Awarded the national healthcare assignment by the National Board of Health and Welfare, the internationally recognized Craniofacial Unit welcomes patients from all of Sweden as well as other countries.
The unit has a long and well-documented history of independently treating all types of craniofacial deformities in children. As far back as the early 1970s, these activities were introduced by Professor Bengt Johansson in collaboration with Professor Paul Tessier. The tradition of research in parallel with the clinical work has given the Craniofacial Unit a first-rate reputation among clinics throughout the world.

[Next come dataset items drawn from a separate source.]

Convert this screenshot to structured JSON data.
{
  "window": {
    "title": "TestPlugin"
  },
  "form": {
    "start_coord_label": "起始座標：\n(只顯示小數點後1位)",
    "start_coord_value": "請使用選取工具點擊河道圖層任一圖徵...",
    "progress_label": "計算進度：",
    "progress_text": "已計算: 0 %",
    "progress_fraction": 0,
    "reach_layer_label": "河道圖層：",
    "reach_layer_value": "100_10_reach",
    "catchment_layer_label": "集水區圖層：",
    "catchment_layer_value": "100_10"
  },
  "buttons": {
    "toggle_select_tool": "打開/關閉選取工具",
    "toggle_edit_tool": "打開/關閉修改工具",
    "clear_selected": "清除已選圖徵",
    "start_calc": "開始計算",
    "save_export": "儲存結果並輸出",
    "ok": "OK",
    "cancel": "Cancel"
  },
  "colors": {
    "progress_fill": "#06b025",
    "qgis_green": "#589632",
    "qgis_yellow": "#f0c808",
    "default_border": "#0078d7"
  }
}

Today the craniofacial surgery team offers an entire spectrum of treatments for congenital malformations, craniofacial tumours and trauma. The unit handles patients with:
- Simple craniosynostosis and craniofacial dysostosis (Crouzon, Apert, Saethre-Chotzen, Pfeiffer, Muencke and others)

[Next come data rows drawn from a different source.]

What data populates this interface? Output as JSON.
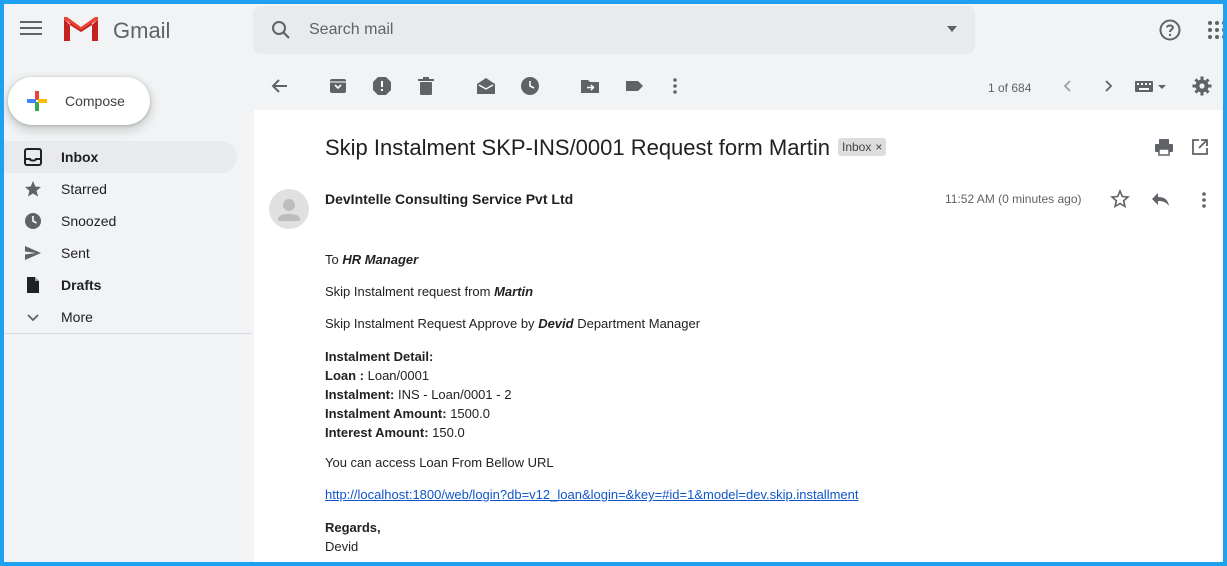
{
  "app": {
    "name": "Gmail"
  },
  "search": {
    "placeholder": "Search mail"
  },
  "compose": {
    "label": "Compose"
  },
  "sidebar": {
    "items": [
      {
        "label": "Inbox",
        "icon": "inbox-icon",
        "active": true,
        "bold": true
      },
      {
        "label": "Starred",
        "icon": "star-icon"
      },
      {
        "label": "Snoozed",
        "icon": "clock-icon"
      },
      {
        "label": "Sent",
        "icon": "send-icon"
      },
      {
        "label": "Drafts",
        "icon": "draft-icon",
        "bold": true
      },
      {
        "label": "More",
        "icon": "chevron-down-icon"
      }
    ]
  },
  "toolbar": {
    "pager": "1 of 684",
    "icons": [
      "back-arrow-icon",
      "archive-icon",
      "report-spam-icon",
      "delete-icon",
      "mark-unread-icon",
      "snooze-icon",
      "move-to-icon",
      "label-icon",
      "more-vert-icon",
      "older-chevron-icon",
      "newer-chevron-icon",
      "keyboard-icon",
      "settings-icon"
    ]
  },
  "message": {
    "subject": "Skip Instalment SKP-INS/0001 Request form Martin",
    "label": "Inbox",
    "label_close": "×",
    "sender": "DevIntelle Consulting Service Pvt Ltd",
    "time": "11:52 AM (0 minutes ago)",
    "body": {
      "to_prefix": "To ",
      "to_name": "HR Manager",
      "request_prefix": "Skip Instalment request from ",
      "request_name": "Martin",
      "approve_prefix": "Skip Instalment Request Approve by ",
      "approve_name": "Devid",
      "approve_suffix": " Department Manager",
      "detail_heading": "Instalment Detail:",
      "loan_label": "Loan : ",
      "loan_value": "Loan/0001",
      "instalment_label": "Instalment: ",
      "instalment_value": "INS - Loan/0001 - 2",
      "amount_label": "Instalment Amount: ",
      "amount_value": "1500.0",
      "interest_label": "Interest Amount: ",
      "interest_value": "150.0",
      "access_text": "You can access Loan From Bellow URL",
      "url": "http://localhost:1800/web/login?db=v12_loan&login=&key=#id=1&model=dev.skip.installment",
      "regards": "Regards,",
      "signature": "Devid"
    }
  },
  "colors": {
    "accent_border": "#1fa0f0",
    "link": "#1155cc",
    "active_nav": "#e8eaed"
  }
}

- Other syndromes or anomalies like Treacher-Collins syndrome, Binder syndrome, hemifacial microsomia, facial clefts and frontonasal dysplasia
- Both benign and malignant tumours as well as congenital growths such as neurofibromatosis, fibrous dysplasia, dermoid cysts and vascular malformations
- Primary and secondary craniofacial trauma.

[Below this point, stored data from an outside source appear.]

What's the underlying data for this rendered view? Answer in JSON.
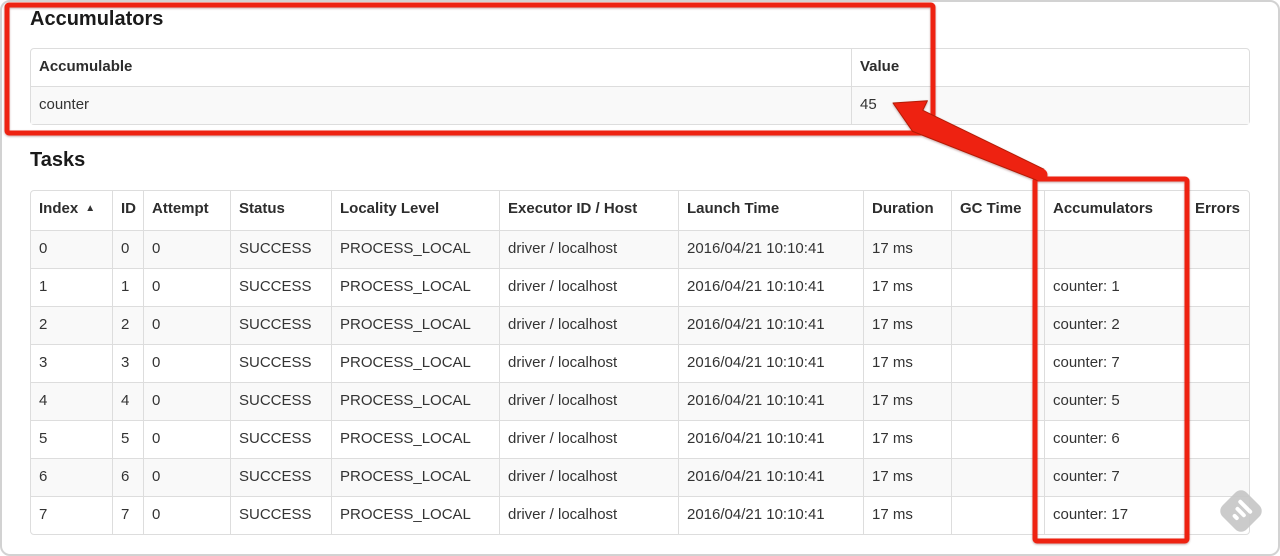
{
  "colors": {
    "annotation_red": "#ee2211",
    "row_stripe": "#f9f9f9",
    "table_border": "#dddddd"
  },
  "accumulators_section": {
    "title": "Accumulators",
    "table": {
      "headers": [
        "Accumulable",
        "Value"
      ],
      "rows": [
        [
          "counter",
          "45"
        ]
      ]
    }
  },
  "tasks_section": {
    "title": "Tasks",
    "table": {
      "sort_icon": "▲",
      "headers": [
        "Index",
        "ID",
        "Attempt",
        "Status",
        "Locality Level",
        "Executor ID / Host",
        "Launch Time",
        "Duration",
        "GC Time",
        "Accumulators",
        "Errors"
      ],
      "rows": [
        [
          "0",
          "0",
          "0",
          "SUCCESS",
          "PROCESS_LOCAL",
          "driver / localhost",
          "2016/04/21 10:10:41",
          "17 ms",
          "",
          "",
          ""
        ],
        [
          "1",
          "1",
          "0",
          "SUCCESS",
          "PROCESS_LOCAL",
          "driver / localhost",
          "2016/04/21 10:10:41",
          "17 ms",
          "",
          "counter: 1",
          ""
        ],
        [
          "2",
          "2",
          "0",
          "SUCCESS",
          "PROCESS_LOCAL",
          "driver / localhost",
          "2016/04/21 10:10:41",
          "17 ms",
          "",
          "counter: 2",
          ""
        ],
        [
          "3",
          "3",
          "0",
          "SUCCESS",
          "PROCESS_LOCAL",
          "driver / localhost",
          "2016/04/21 10:10:41",
          "17 ms",
          "",
          "counter: 7",
          ""
        ],
        [
          "4",
          "4",
          "0",
          "SUCCESS",
          "PROCESS_LOCAL",
          "driver / localhost",
          "2016/04/21 10:10:41",
          "17 ms",
          "",
          "counter: 5",
          ""
        ],
        [
          "5",
          "5",
          "0",
          "SUCCESS",
          "PROCESS_LOCAL",
          "driver / localhost",
          "2016/04/21 10:10:41",
          "17 ms",
          "",
          "counter: 6",
          ""
        ],
        [
          "6",
          "6",
          "0",
          "SUCCESS",
          "PROCESS_LOCAL",
          "driver / localhost",
          "2016/04/21 10:10:41",
          "17 ms",
          "",
          "counter: 7",
          ""
        ],
        [
          "7",
          "7",
          "0",
          "SUCCESS",
          "PROCESS_LOCAL",
          "driver / localhost",
          "2016/04/21 10:10:41",
          "17 ms",
          "",
          "counter: 17",
          ""
        ]
      ]
    }
  }
}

The overriding aim is to enhance surgical results, and if indicated minimally invasive surgeries are advocated.
The multidisciplinary team performs about 150 intracranial operations a year. They often get to follow the patients up to adulthood and sometimes beyond.
Get to know the team
Dr. Peter Tarnow
MD, PhD, Chairman of the Craniofacial Surgery Section at Sahlgrenska University Hospital
“The medical profession goes back a long way in my family and I have always had an interest in medicine. The craftsmanship of surgery attracted me and I decided to specialize in plastic surgery as I found it to be a very innovative and fascinating field.”
Since the Craniofacial Surgery Section has been considered a department of eminence for a long time, Sahlgrenska University Hospital has had the opportunity to treat a large number of patients. The extensive personal records kept by the Swedish government have made it possible to keep track of patients and conduct longitudinal follow up-work, thereby providing information necessary to constantly refine treatments and related research.
Paul Tessier, based in Paris, France, was the founding father of craniofacial surgery. One of his adepts was Bengt Johansson, who brought the knowledge to Gothenburg and passed it on to Professor Claus Lauritzen who was my predecessor at the department.